# Dictionary:Convolution theorem

The Fourier transform of the convolution of two functions is equal to the product of their individual transforms (or multiplying their amplitude spectra and summing their phase spectra). See Figures F-20 and F-22.

## Integral definition

The process of convolution of two functions $f(t)$ and $g(t)$ is defined in one dimension, as

$(f\star g)(t)=\int _{-\infty }^{\infty }f(\tau )g(t-\tau )\;d\tau .$ ## Fourier domain equivalent

Replacing $f(\tau )$ and $g(t-\tau )$ by their Fourier domain representations

$f(\tau )={\frac {1}{2\pi }}\int _{-\infty }^{\infty }F(\omega )e^{-i\omega \tau }\;d\omega$ and

$g(t-\tau )={\frac {1}{2\pi }}\int _{-\infty }^{\infty }G(\Omega )e^{-i\Omega (t-\tau )}\;d\Omega$ where $F(\omega )$ and $G(\omega )$ are the Fourier transforms of $f(t)$ and $g(t),$ respectively.

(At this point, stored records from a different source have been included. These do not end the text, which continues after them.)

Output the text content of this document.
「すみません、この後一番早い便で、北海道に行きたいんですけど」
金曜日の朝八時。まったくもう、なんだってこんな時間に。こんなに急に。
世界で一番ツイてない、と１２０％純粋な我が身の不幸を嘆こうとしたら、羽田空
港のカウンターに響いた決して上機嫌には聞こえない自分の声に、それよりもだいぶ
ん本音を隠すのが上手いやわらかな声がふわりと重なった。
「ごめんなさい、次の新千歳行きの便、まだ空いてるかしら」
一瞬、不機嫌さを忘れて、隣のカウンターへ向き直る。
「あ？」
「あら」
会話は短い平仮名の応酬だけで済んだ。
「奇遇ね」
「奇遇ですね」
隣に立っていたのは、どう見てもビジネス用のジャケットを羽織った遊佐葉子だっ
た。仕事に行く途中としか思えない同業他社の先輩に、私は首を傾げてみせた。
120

Substituting these representations into the original integral representation of convolution yields

$(f\star g)(t)=\int _{-\infty }^{\infty }\left({\frac {1}{2\pi }}\int _{-\infty }^{\infty }F(\omega )e^{-i\omega \tau }\;d\omega \right)\left({\frac {1}{2\pi }}\int _{-\infty }^{\infty }G(\Omega )e^{-i\Omega (t-\tau )}\;d\Omega \right)\;d\tau .$ We may rearrange the order of integrations

$(f\star g)(t)={\frac {1}{2\pi }}\int _{-\infty }^{\infty }\;d\omega \int _{-\infty }^{\infty }\;d\Omega \;F(\omega )G(\Omega )e^{-i\Omega t}\left[{\frac {1}{2\pi }}\int _{-\infty }^{\infty }e^{-i(\omega -\Omega )\tau }\;d\tau \right].$ Recognizing the factor in $[...]$ as the frequency domain representation of the Dirac delta function,

$\delta (\omega -\Omega )=\delta (\Omega -\omega )={\frac {1}{2\pi }}\int _{-\infty }^{\infty }e^{-i(\omega -\Omega )\tau }\;d\tau .$ permits us to write the equivalent expression

$(f\star g)(t)={\frac {1}{2\pi }}\int _{-\infty }^{\infty }\;d\omega \int _{-\infty }^{\infty }\;d\Omega \;F(\omega )G(\Omega )e^{-i\Omega t}\delta (\Omega -\omega ).$ The $\Omega$ integral may be performed, exploiting the sifting property of the delta function to convert the $\Omega$ to $\omega$ yields the equivalence of multiplication in the frequency domain to convolution in the time domain

$(f\star g)(t)={\frac {1}{2\pi }}\int _{-\infty }^{\infty }F(\omega )G(\omega )e^{-i\Omega t}\;d\omega .$ ## Convolution in the Frequency domain

Similarly, multiplication in the time domain may be interpreted as convolution in the frequency domain, to within a constant factor.

Paralleling the derivation above, we write the convolution in the frequency domain

$(F\star G)(\omega )=K\int _{-\infty }^{\infty }F(\Omega )G(\omega -\Omega )\;d\Omega$ where the constant $K$ remains to be determined. As above, we substitute the Fourier representations of $F(\omega )$ and $G(\omega )$ $F(\Omega )=\int _{-\infty }^{\infty }f(t)e^{i\Omega t}\;dt$ and

$G(\omega -\Omega )=\int _{-\infty }^{\infty }g(\tau )e^{-i(\omega -\Omega )\tau }\;d\tau .$ As in the derivation above, we substitute the Fourier representations of $F(\omega )$ and $G(\Omega )$ and rearrange the terms to yield

$(F\star G)(\omega )=\int _{-\infty }^{\infty }\;dt\int _{-\infty }^{\infty }\;d\tau \;f(t)g(\tau )\;\left[\int _{-\infty }^{\infty }e^{i\Omega (t-\tau )}\;d\Omega \right].$ We recognize the term in $[...]$ as the Fourier form of the Dirac delta function

$2\pi \delta (t-\tau )=2\pi \delta (\tau -t)=\int _{-\infty }^{\infty }e^{i\Omega (t-\tau }\;d\Omega .$ As before, we apply the sifting property of the delta function, in this case to perform the $\tau$ integration to yield

$(F\star G)(\omega )=K(2\pi )\int _{-\infty }^{\infty }f(t)g(t)e^{i\omega t}\;dt$ Hence, the factor of $K$ is determined to be $1/2\pi .$ Thus the the correct representation of convolution in the frequency domain, with these Fourier transform definitions is

$(F\star G)(\omega )={\frac {1}{2\pi }}\int _{-\infty }^{\infty }f(t)g(t)\;dt.$